Erhalten blieb auch das Familienarchiv (das der Verfasser dieser Zeilen, Urenkel seines Vornamengebers, hüten darf) mit Briefen und Urkunden seit 1400. 2021 gingen – neben anderen Beständen etwa zur Region, zu Gerichtsprozessen und zur Landwirtschaft – mehrere Kartons mit Vorarbeiten zu seinem Handbuch als Dauerleihgabe an das Thüringer Staatsarchiv in Gotha. Aus ihnen ist seine Arbeitsweise ersichtlich: viele Ausrisse aus Gesetzblättern und anderen Veröffentlichungen, an deren Rand Hue de Grais Anmerkungen schrieb, die dann in die nächste Auflage seines Handbuchs einflossen. Zudem viele handschriftliche Notizen, etwa die Liste samt Namen der Amtsinhaber über die Zeit hinweg von Landkreisen und Regierungspräsidien etwa in Ostpreußen. Die Bedeutung des Archivs geht weit über die Grenzen der Juristerei hinweg. Ein Beispiel: Im Handbuch und den Notizen zeigte sich, dass das dort – knapp und konzis wie fast alles – aufgezeichnete Kolonialrecht des Deutschen Reichs in manchem weitsichtig war, etwa beim Naturschutz. 1900 verfügte eine im Gesetzblatt abgedruckte Verordnung, dass jeder, der illegal in den Schutzgebieten wie Kamerun Wald abholze, verpflichtet sei, ihn wiederaufzuforsten; alternativ übernehme der Staat das und ziehe die Kosten beim Missetäter ein. Eine Verwaltung, die sich in den Kaiserjahren stark ausdehnte, war dringend angewiesen auf solide Information über das geltende Recht, und diese bot „der Hue de Grais“. Der unlängst verstorbene große Rechtshistoriker Michael Stolleis würdigte Hue de Grais in seiner monumentalen „Geschichte des öffentlichen Rechts in Deutschland“. Sein Handbuch sei präsent in „jeder preußischen Amtsstube“, sei solide und zuverlässig, diene dem Praktiker ebenso wie dem Studenten und sei so „für eine ganze Verwaltungsbeamten-Generation maßgebend“.

Einflüsse bis Japan

Das Handbuch, 1890 auf Japanisch unter dem Titel „Dokubotsu Seiten“ übersetzt, beeinflusste offenbar den Verwaltungsaufbau in Japan. Japan hatte sich für den Aufbau des neuen Staates seit der Meiji-Restauration 1868 Preußen-Deutschland als Vorbild im Verfassungs-, Rechts- und Bildungswesen erkoren. Irmgard Frfr. Lucius von Ballhausen war dabei, als eine Deputation japanischer Juristen nach Potsdam kam und ihrem Vater sein Lebenswerk ins Japanische übersetzt überreichte samt einem hohen japanischen Orden mit „breitem roten Band über der Brust zu tragen in einem entzückenden japanischen Lackkästchen“ – den Orden der aufgehenden Sonne. Noch 2003 wurde das Werk von „Hyū de Gurē gencho“ in Tokio wieder verlegt.

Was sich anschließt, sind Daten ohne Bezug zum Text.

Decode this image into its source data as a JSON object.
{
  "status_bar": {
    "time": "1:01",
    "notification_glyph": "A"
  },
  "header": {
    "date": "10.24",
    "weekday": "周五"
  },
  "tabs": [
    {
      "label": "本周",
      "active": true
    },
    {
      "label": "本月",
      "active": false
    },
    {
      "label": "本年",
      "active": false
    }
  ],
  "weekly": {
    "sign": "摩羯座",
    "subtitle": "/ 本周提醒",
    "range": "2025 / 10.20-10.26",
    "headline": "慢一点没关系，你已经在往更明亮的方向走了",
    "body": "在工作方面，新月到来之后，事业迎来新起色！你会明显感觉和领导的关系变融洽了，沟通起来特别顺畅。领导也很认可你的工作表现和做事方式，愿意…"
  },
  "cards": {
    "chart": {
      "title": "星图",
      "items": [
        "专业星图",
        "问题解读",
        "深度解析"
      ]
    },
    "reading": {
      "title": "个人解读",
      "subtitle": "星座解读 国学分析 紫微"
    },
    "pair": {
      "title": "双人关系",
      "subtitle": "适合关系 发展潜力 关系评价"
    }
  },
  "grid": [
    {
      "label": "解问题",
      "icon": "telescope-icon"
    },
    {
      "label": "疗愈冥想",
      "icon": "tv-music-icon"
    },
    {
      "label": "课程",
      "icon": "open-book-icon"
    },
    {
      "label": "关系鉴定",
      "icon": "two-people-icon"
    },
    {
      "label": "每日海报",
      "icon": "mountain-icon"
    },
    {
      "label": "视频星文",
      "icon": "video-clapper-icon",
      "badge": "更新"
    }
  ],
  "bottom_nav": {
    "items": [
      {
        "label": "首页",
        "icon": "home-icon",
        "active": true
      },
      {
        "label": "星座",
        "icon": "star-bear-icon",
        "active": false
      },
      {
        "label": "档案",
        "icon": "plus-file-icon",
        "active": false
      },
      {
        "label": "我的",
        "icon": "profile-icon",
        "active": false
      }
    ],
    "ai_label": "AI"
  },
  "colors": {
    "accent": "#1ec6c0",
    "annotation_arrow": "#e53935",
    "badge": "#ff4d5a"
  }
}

historische Darstellung des Rittergutes in Wolkramshausen
Foto: Sammlung Robert von Lucius

Ehrungen gab es nicht nur in der Ferne und in Berlin, sondern auch in der thüringischen Heimat. Seine Büste steht im alten Rathaus Wolkramshausens. Nebenan, bei einem Festakt in der Kirche der Kleinstadt Wolkramshausen zum Gedenken an den Rechtsgelehrten, würdigte Stolleis ihn, der dem „sparsamen, rechtlichen, gut verwalteten und bescheidenen Preußen“ diente. Der Jenenser Professor Gerhard Lingelbach verfasste ein Heft und einen Buchbeitrag über dessen Leben und Wirken. Die Praxisnähe habe „seinen nachhaltigen Ruhm“ gesichert, so sei er „bei allen deutschen Juristen und Verwaltungsbeamten anerkannt“. Der Festsaal in der Polizeidirektion Nordhausen wurde „Hue de Grais-Saal“ genannt. Etwa zur gleichen Zeit, in den frühen Neunzigern, planten der Landkreis und der Förderverein Hue de Grais zeitweise ein nach ihm benanntes Museum für Rechtsgeschichte in Wolkramshausen – Robert Graf Hue de Grais war schließlich der weit über die Kreisgrenzen hinweg bekannteste Bürger des Orts, in dem er geboren und beigesetzt wurde.

Robert von Lucius war langjähriger Korrespondent der Frankfurter Allgemeinen Zeitung, zuletzt in Hannover, und lebt jetzt in Berlin. Er ist Autor mehrerer Bücher und Mitglied der Gesellschaft Kulturerbe Thüringen e. V. In seiner unlängst erschienen Autobiographie „Spuren des Schreibens“ (Wolff Verlag, Berlin/Breitungen), sind auch seine Thüringer Bande erwähnt.